SETTLING  TIME

Bo,

My old chf eng has been telling me for some time now he can run a servo loop on a FPGA and achieve 10usec servo loop times. It seems to me that we could, on our controller de-couple servo and real time traj generation and drive traj gen to 20 usec and servo update to 10usec. Can you tell me by your math models what type of difference this high speed loop could make on a linear motor system's settle time. I ask because I'm trying to make a case for actually doing something like this.     Steven

Steven,

Thank you for your comments and inquiry. Regarding the technique of decoupling update rate from trajectory generation I will have to refer this question to Mega-F controller experts since they write the DSP code. I will try however to address your question regarding modeling settling time in details.

I am not sure what is meant by 10usec servo loop times, or 20 usec trajectory generation. Is it for one axis or multiple axes? The most powerful controller I know of is Mega-F MAC-2xx.  Mega-F specifies Update rate of  40 Khz ( i.e. 25 usec ) for driving 8 axes simultaneously with 1 usec latency time per axis ( 1 MHz ), where latency is defined as the time to read the encoder, running at Max 30 MHz AQB, calculate trajectory, run the filters and send command to the amplifier.

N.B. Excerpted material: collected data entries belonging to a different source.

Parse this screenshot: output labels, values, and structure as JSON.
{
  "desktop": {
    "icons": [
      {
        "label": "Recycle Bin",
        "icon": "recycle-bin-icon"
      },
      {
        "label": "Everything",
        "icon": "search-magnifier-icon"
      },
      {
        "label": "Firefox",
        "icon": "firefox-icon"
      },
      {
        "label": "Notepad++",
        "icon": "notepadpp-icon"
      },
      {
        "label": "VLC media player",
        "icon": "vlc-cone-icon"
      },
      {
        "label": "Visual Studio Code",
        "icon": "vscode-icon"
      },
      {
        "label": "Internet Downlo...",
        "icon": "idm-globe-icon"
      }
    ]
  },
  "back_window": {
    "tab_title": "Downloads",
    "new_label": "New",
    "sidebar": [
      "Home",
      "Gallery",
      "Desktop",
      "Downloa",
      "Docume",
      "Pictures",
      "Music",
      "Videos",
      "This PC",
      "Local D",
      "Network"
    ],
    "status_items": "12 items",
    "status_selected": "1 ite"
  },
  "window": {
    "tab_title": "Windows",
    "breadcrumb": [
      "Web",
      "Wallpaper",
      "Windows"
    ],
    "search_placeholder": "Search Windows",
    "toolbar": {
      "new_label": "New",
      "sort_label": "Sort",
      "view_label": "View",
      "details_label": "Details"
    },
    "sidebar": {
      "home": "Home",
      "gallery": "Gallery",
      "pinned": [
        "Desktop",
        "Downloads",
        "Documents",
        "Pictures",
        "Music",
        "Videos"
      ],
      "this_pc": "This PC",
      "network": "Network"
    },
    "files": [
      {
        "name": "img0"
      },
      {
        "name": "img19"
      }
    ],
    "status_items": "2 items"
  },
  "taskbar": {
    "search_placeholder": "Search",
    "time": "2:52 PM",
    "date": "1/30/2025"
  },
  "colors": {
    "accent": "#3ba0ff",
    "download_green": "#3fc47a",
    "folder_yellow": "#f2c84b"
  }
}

In system performance modeling the magic estimator number is 10. The reason is that you need at least 10 points to trace a fairly smooth Sin wave cycle. Therefore, it is considered proper to assume 10 times higher update rate than axis bandwidth. This means that with 40 Khz update, as reported by Mega-F for driving 8 Axes simultaneously, you can expect 4 Khz bandwidth for the current loop of each axis running at 20 Khz PWM. The velocity loop will then be 10 time lower, or 400 Hz, and the position loop will be 10 times less, or 40 Hz. These values are considered typical for high performance positioning systems.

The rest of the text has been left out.